«Vasanthan» wohnt seit rund zehn Jahren mit zwei seiner Söhne in der Schweiz. «Akash», sein dritter, 14-jähriger Sohn, befindet sich in Sri Lanka. «Akashs» Mutter «Anuradha» bestätigte schriftlich, dass sie nach der Scheidung von «Vasanthan» erneut heiratete. Ihr neuer Ehemann wolle «Akash» nicht aufnehmen. «Vasanthan» schilderte im Gesuch um Erteilung eines humanitären Visums, dass «Anuradha» versucht habe, ihren gemeinsamen Sohn zu vergiften. Nach diesem Vorfall lebte «Akash» bei seiner Grossmutter. Diese verstarb im Mai 2017, was durch eine eingereichte Todesurkunde bestätigt wurde. Seither kümmert sich ein Bekannter um «Akash», bei dem er aber nicht auf Dauer bleiben kann. «Akash» bat seinen Vater in einem Brief, ihn in die Schweiz zu holen.
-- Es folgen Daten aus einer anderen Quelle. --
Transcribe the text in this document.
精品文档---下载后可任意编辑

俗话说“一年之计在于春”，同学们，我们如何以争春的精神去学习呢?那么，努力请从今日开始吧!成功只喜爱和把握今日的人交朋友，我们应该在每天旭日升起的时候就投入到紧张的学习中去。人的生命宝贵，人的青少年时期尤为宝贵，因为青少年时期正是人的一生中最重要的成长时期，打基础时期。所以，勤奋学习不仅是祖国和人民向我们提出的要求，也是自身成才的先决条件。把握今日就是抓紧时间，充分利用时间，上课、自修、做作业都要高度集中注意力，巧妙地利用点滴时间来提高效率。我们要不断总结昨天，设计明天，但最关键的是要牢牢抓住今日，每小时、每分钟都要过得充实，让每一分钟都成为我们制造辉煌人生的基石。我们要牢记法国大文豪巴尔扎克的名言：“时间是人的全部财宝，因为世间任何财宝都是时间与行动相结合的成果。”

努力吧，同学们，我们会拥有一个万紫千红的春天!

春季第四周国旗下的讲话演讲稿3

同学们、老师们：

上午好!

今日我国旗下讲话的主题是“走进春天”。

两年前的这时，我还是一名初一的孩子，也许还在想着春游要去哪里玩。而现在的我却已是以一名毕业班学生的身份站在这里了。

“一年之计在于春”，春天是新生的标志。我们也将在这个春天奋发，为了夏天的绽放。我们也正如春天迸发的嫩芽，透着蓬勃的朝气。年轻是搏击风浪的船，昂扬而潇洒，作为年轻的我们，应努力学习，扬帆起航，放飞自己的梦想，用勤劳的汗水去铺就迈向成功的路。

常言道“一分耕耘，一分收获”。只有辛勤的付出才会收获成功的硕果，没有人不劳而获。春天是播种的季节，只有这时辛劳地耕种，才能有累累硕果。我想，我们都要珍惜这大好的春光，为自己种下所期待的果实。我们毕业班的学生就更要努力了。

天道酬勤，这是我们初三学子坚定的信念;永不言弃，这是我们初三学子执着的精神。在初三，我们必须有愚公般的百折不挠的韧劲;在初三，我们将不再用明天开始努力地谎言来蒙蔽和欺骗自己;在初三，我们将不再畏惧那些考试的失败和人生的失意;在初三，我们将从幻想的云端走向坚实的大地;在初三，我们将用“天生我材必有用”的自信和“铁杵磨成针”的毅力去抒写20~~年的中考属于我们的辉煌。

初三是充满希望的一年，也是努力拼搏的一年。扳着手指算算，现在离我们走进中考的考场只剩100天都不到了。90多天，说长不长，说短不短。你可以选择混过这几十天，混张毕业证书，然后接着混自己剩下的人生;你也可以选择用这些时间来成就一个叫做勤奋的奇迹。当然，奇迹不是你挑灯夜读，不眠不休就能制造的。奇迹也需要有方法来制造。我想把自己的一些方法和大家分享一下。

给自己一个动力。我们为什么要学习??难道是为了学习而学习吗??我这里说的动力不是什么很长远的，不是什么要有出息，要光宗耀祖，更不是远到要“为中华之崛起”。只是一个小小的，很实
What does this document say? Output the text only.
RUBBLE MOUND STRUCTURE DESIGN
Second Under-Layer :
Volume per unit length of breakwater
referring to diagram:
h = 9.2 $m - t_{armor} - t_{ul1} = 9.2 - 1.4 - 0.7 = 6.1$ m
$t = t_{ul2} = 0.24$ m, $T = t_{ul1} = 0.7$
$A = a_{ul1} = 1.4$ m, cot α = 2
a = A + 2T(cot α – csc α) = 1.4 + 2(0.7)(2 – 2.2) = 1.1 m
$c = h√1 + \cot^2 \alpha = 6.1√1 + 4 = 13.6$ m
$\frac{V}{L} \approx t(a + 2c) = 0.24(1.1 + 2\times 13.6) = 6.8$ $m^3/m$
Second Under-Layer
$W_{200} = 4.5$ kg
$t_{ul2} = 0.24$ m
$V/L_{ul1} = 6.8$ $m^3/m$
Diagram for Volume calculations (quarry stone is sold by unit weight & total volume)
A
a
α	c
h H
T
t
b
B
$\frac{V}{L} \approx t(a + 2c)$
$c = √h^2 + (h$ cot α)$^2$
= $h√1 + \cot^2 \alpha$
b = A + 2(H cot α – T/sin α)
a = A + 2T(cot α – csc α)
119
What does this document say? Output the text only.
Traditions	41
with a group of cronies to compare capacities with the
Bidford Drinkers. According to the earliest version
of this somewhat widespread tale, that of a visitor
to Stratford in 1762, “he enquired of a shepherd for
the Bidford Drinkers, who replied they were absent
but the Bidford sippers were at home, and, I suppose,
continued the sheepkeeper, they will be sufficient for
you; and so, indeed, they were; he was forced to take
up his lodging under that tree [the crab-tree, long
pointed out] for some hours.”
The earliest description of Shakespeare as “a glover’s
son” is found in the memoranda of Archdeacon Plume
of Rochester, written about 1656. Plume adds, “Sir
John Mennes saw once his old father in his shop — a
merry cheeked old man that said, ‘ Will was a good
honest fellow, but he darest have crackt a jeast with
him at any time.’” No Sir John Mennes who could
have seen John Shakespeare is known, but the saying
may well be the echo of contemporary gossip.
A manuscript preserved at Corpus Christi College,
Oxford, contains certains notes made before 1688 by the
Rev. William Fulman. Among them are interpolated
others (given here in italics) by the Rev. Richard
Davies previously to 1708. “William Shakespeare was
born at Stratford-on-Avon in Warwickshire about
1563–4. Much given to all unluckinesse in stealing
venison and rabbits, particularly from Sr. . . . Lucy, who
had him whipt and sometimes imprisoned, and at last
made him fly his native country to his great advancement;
Seine Mutter zeigte sich damit einverstanden, dass «Akash» mit seinem Vater in der Schweiz lebt. Der Anwalt des Scheidungsverfahrens in Sri Lanka bestätigte, dass das Sorgerecht dem Vater zustehe.
Im Juli 2017 reichte «Vasanthan» bei der Schweizer Botschaft in Colombo (Sri Lanka) ein Gesuch um Erteilung eines humanitären Visums für seinen Sohn ein. Eine Einreise im Rahmen eines Visums aus humanitären Gründen kann bewilligt werden, wenn aufgrund eines Einzelfalls davon ausgegangen werden muss, dass eine Person in ihrem Heimat- oder Herkunftsstaat unmittelbar, ernsthaft und konkret an Leib und Leben gefährdet ist (Art. 4 Abs. 2 VEV). «Vasanthan» schilderte, dass es für seinen Sohn nicht zumutbar sei, mit seiner Mutter zu leben. Er sei ohne Schutz und der Gewalt an Kindern ausgeliefert. Diese stelle in Sri Lanka noch immer ein grosses Problem dar, wie verschiedene Berichte belegen. Gerade im Norden Sri Lankas, wo «Akash» wohnt, sei der Kindesschutz besonders mangelhaft, weshalb er als Minderjähriger ernsthaft und an Leib und Leben gefährdet sei.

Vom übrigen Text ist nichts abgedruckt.